突発性難聴は、厚生労働省の特定疾患に指定されています。特定疾患とは、いわゆる難病のうち、厚生労働省が実施する難治性疾患克服研究事業(臨床調査研究分野)の対象に指定された疾患を指します。2011年現在で、対象は130疾患となっています。

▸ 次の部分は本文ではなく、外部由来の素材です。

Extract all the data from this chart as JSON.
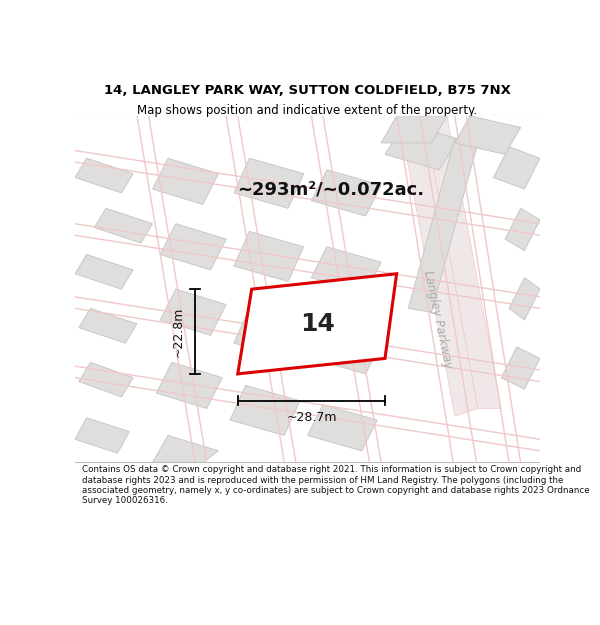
{
  "title": "14, LANGLEY PARK WAY, SUTTON COLDFIELD, B75 7NX",
  "subtitle": "Map shows position and indicative extent of the property.",
  "area_text": "~293m²/~0.072ac.",
  "plot_number": "14",
  "dim_width": "~28.7m",
  "dim_height": "~22.8m",
  "footer": "Contains OS data © Crown copyright and database right 2021. This information is subject to Crown copyright and database rights 2023 and is reproduced with the permission of HM Land Registry. The polygons (including the associated geometry, namely x, y co-ordinates) are subject to Crown copyright and database rights 2023 Ordnance Survey 100026316.",
  "bg_color": "#f7f4f2",
  "road_color": "#f0c8c8",
  "road_fill": "#f7f4f2",
  "plot_edge_color": "#dd0000",
  "building_fill": "#e0dedd",
  "building_edge": "#c8c8c8",
  "street_label_color": "#aaaaaa",
  "title_fontsize": 9.5,
  "subtitle_fontsize": 8.5,
  "area_fontsize": 13,
  "plot_label_fontsize": 18,
  "dim_fontsize": 9,
  "footer_fontsize": 6.3
}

難治性疾患克服研究事業(臨床調査研究分野)とは、症例数が少なく、原因不明で治療方法も確立しておらず、かつ、症状が慢性的で社会復帰が非常に困難、医療費が高額であるなど、生活面で長期にわたる支障がある疾患について、研究班を設置し、原因の究明、治療方法の確立に向けた研究を行うものです。
この事業により、疾患ごとの患者数や性別・年齢・地域の偏り等の実態が明らかになり、一定の基準に基づいた治療法の開発、対処療法の進歩などの成果が見込まれるとされています。突発性難聴は「急性高度難聴」として、「聴覚、平衡機能系疾患調査研究班」の分野に含まれています。
ただし突発性難聴は、国と都道府県から医療費助成の受けられる特定疾患治療研究事業対象の疾患ではないので、医療費の助成は受けられません。なお、いわゆる「難病」とは医学的に明確に定義された病気の名称ではなく、社会通念として用いられる言葉です。
昭和47年に定められた難病対策要綱では、難病は「(1)原因不明、治療方針未確定であり、かつ、後遺症を残す恐れが少なくない疾病、(2)経過が慢性にわたり、単に経済的な問題のみならず介護等に著しく人手を要するために家族の負担が重く、また精神的にも負担の大きい疾病」と定義されています。